- Poor braking.
- Lack of rigidity.
- Loose seats.
I have a feeling that there are a lot of bent riders out there who will never truly feel in control of their bikes due to one or more of these issues.This makes it hard to hold a nice straight line, descend smoothly, or feel comfortable at speed in tight traffic.
This article is about the braking thing. I am talking here about Bacchetta Dual Pivot and X-Eyed Brake Calipers, but a lot of this is applicable to all braking systems.
A lot of customers ask me about the differences between Bacchetta Dual Pivot and X-Eyed Brake Calipers, so lets start there
Big pluses of the X-Eyed binders:
- Light! Over 100g lighter for the pair.
- Much higher quality bearings, that come well adjusted out of the box.
- Much more functional and durable spring followers.
- Easy to adjust toe.
- Low aero profile.
Many of these mean a lot less maintenance. You set them up right and they stay that way. I’ve got crust and goop from 2 full brevet series, RAAM, and several Sepulveda Roubaixs on mine, and they feel smooth as ever. So if your braking power was good initially, and gets worse as they get dirty, these will be more powerful. Yeah, I need to clean mine one of these days…..
However, stopping power is a bigger function of the installation and the other components in the system. I have worked on dozens of Dual Pivot Bacchetta brakes. With some work, all of them became part of extremely powerful braking systems. If you take some measurements of the Bacchetta Dual Pivot, and compare the measurements with Ultegra or Dura-Ace (pronounced Durachi) you might get a big surprise. They are very very similar! So, clearly, the geometry has potential.
Both brakes can be set up to be very powerful with:
- High quality cables.
- Intelligent routing of the cables (there are over a dozen pitfalls possible here).
- Stiff levers and lever bodies.
- Correct lever location relative to hand location and squeeze direction.
- Correct attention to hand size and strength.
- Correct leverage adjustment (on some levers).
I will say this about the X-Eyed calipers: On wider rims, like the new 23.6mm wide HED C2 extrusions, you will have to run modified, or worn, pads to achieve a very powerful brake set up. I know Bacchetta is working on this, and I hope Feather is too. The latest trend in road rims is wiiiide. The Dual Pivots fare better with wide rims.

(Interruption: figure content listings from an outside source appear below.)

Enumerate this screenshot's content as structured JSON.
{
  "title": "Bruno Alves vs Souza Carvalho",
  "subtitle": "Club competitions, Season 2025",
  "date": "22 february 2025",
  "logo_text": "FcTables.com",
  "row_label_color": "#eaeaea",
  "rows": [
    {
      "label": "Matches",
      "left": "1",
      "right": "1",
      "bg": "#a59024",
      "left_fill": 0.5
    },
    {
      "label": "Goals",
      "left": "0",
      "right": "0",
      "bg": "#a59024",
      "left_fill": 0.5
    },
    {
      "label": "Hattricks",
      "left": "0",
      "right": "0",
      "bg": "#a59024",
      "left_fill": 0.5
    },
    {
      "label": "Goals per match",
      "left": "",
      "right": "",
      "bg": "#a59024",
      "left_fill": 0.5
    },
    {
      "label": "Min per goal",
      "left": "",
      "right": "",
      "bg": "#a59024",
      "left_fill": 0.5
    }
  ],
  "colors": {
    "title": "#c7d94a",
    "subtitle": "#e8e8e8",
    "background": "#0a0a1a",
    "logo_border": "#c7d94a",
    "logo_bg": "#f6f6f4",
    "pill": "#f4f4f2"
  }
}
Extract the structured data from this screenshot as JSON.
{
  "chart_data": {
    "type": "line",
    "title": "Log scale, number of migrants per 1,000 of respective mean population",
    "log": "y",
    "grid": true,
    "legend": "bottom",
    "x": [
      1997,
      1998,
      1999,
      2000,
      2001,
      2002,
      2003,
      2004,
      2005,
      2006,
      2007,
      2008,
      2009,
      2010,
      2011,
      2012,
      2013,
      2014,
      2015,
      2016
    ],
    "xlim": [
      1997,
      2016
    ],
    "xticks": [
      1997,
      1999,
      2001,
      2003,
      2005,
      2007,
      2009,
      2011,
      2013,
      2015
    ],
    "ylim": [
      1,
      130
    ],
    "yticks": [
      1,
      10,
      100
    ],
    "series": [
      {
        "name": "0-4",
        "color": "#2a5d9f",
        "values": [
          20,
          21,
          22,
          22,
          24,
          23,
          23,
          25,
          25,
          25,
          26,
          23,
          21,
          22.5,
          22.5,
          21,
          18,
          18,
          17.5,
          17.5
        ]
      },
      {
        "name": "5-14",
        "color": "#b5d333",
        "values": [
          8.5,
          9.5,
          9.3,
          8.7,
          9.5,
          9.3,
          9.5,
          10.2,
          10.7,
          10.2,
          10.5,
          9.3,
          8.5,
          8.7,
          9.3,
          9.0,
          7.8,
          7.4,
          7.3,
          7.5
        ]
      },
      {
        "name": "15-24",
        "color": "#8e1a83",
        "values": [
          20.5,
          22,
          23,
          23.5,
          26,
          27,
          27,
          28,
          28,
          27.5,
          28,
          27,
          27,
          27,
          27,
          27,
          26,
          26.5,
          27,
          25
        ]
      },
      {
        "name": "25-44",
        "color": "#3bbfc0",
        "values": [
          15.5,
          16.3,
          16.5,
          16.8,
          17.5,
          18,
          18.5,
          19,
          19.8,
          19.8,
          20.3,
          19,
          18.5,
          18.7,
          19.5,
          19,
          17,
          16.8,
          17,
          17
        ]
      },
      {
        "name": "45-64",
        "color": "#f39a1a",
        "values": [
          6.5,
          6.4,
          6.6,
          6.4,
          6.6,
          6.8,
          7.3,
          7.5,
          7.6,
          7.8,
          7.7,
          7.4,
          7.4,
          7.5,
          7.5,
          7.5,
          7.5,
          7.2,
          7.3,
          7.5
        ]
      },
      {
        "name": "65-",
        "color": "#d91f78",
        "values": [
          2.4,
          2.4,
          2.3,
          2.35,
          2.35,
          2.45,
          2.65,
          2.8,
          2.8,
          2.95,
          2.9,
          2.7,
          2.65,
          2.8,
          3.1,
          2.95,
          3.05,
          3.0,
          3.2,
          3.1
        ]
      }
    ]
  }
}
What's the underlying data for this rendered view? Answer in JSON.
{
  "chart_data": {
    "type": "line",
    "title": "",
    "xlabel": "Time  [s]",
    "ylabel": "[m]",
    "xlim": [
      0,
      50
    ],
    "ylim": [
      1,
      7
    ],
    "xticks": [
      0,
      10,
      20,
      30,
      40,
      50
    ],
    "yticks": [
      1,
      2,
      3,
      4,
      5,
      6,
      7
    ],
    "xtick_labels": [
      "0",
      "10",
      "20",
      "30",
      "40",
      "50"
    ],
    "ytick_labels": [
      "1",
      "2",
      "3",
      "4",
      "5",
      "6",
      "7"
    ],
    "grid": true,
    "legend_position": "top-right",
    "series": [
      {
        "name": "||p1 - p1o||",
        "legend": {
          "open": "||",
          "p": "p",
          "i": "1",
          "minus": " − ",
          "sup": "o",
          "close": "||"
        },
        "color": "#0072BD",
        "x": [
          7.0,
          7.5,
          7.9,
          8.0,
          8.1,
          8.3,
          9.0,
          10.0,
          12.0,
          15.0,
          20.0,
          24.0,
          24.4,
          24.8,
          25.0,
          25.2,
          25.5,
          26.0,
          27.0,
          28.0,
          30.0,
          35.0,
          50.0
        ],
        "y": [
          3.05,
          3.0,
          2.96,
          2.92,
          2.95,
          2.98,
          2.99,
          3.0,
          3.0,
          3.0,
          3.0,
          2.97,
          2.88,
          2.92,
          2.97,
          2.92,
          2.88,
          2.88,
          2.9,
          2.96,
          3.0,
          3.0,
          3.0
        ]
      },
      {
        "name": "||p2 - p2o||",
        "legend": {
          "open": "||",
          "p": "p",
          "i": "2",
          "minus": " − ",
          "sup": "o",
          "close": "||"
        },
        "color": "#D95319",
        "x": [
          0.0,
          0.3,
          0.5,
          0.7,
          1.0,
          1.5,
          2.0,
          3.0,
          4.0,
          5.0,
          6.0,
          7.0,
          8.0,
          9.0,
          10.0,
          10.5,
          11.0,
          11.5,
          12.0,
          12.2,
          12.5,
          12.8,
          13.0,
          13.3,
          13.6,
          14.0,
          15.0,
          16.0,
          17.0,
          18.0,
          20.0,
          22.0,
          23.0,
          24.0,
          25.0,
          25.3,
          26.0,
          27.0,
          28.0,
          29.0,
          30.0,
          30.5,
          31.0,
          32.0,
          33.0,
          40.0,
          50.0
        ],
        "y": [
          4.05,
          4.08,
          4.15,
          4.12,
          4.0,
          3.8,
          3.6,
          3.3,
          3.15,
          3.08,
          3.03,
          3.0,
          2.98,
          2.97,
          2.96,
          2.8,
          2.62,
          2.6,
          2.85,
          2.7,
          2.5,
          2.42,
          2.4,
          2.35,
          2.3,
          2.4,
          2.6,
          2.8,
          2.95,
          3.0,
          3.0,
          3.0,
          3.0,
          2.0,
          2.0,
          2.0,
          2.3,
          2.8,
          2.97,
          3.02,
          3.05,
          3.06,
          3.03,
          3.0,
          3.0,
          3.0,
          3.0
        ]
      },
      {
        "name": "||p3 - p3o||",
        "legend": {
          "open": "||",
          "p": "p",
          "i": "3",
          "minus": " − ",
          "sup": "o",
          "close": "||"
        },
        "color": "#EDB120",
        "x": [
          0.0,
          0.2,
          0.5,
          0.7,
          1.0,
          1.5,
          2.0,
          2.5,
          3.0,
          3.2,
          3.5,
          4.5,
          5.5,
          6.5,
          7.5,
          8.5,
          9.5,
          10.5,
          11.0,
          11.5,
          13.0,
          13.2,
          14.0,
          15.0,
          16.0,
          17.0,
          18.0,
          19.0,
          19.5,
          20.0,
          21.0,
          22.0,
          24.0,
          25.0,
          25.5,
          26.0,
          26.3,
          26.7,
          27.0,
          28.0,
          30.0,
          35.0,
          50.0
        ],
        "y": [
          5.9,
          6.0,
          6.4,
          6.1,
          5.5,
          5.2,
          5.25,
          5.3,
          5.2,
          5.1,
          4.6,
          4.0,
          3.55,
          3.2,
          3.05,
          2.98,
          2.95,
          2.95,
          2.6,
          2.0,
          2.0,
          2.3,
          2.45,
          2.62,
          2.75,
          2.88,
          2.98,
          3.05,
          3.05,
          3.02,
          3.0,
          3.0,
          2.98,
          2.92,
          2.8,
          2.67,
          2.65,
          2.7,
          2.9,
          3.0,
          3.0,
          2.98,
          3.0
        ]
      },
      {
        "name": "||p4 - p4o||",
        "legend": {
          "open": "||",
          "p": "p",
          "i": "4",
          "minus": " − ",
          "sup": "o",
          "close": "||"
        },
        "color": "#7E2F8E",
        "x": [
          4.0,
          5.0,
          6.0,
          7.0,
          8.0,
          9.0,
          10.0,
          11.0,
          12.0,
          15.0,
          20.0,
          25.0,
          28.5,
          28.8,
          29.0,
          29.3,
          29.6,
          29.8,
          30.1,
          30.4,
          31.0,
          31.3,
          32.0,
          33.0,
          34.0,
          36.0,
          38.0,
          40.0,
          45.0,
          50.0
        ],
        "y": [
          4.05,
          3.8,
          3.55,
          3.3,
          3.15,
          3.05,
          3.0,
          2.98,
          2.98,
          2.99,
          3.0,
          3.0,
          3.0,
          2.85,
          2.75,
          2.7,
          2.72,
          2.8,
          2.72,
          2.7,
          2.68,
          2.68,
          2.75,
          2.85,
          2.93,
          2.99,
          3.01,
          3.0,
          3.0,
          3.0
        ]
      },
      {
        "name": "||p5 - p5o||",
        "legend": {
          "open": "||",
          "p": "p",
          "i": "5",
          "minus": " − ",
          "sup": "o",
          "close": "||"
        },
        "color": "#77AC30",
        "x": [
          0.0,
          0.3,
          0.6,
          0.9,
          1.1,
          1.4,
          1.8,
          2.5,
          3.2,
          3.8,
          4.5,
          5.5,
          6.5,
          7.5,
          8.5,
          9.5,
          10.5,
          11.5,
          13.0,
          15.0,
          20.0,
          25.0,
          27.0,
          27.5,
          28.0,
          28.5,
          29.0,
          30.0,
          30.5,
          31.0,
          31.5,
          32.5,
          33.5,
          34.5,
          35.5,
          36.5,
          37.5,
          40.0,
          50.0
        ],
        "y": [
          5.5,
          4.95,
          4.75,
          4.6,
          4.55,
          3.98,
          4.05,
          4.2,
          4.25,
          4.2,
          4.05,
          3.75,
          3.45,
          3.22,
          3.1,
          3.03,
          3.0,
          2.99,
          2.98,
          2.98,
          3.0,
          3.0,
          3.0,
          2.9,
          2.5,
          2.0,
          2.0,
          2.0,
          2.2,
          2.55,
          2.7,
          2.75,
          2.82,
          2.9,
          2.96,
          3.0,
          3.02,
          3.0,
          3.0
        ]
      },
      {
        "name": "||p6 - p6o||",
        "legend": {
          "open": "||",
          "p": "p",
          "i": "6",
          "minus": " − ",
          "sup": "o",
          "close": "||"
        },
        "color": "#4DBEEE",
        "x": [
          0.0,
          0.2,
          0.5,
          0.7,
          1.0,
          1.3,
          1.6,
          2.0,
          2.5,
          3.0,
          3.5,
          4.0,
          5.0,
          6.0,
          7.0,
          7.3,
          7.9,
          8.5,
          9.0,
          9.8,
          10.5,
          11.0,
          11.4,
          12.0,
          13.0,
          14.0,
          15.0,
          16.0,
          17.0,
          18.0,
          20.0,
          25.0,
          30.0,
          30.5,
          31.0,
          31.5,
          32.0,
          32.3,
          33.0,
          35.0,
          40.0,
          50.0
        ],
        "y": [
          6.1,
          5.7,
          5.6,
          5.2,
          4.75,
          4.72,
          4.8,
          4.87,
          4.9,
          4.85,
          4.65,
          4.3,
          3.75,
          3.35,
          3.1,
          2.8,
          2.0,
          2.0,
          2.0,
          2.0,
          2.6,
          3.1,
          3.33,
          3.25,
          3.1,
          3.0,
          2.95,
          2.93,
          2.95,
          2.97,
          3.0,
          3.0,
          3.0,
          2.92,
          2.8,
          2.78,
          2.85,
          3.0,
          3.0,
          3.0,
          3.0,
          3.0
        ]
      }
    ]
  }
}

I have tried some other exotic brakes, but so far the X-eyed is my hands down favorite. I put something else on to test for a bit, and am always happy when I can put the X-Eyed back on.
Now for some general tricks that can make or break any braking system, even with a good caliper:
- Run the rear cable outside of the hole in the seat clamp, especially if you have the seat farther back. Housing constriction near the caliper is a no no.
- Most of the pivots on the Dual Pivot are overly tight. To get good braking you will have to tolerate a bit of slop in the brake bearings (bushings in this case) to reduce friction. This is one of the first things I adjust when I am attacking a set of these.
- Put a drop of oil on everything that moves against anything else: brake bushings, spring stops, spring followers, spring coils if the touch each other, lever pivots, cable end cradle pivot, cable end in cradle.
- On the X-Eyed, make sure that the front brake cable housing is held vertically under the brake, as the housing stop on the brake will not hold it vertical, and if its not vertical the first part of every pull on the lever will allow the inner wire to slowly put a groove in the red roller rocker that the housing stop sits in.
- I have seen overly tight bend radii in the cable housing on new bikes. This adds friction. Friction is very bad. No friction.
- I’ve seen some really kinked inner cables on new bikes. Kinks are bad. No kinks. Kinks mean friction. See previous.
- I have seen overly short housing runs on new bikes, so short that when you release the lever, the housing end comes out on or more housing stops in the path. This is a no no. If part of your hand squeeze goes to seating the housing, you are behind the eight ball already.
- Realize that moving your pads away from the pivot (usually called lowering them) results in reduced leverage! So, only buy a frame with as much tire clearance as you need. The farther the brake fixing bolt is from the rim, the less leverage. This applies to every caliper brake I can think of, but not to cantis, U, V, or X(scissor) brakes.
- Your hands are stronger the more clenched they are.
- On tweener or U bars, keep in mind that you are pulling aft on a lever that wants to pivot upward. Mount levers as close to actual hand position as possible.
- Make sure you pads and pad holders do not come in contact with the frame during their travel, statically, or dynamically (when the arms are flexed one way under hard braking).
- The Dual Pivot used to come with these little plastic sleeves between the spring and the follower cast into the caliper arm. These either wear and fall off, crack and fall off, or just fall off. The new brass sleeve is a big improvement, and can be retrofitted.
- With the proper ferules, shift housing can be used for brakes, its a lot less compressible, but not as flexible, so beware small bend radii.
With a well designed and installed brake system, there is no reason that recumbent brakes can’t feel just as snappy and powerful as the ones on top end road bikes, it just takes some attention to the details!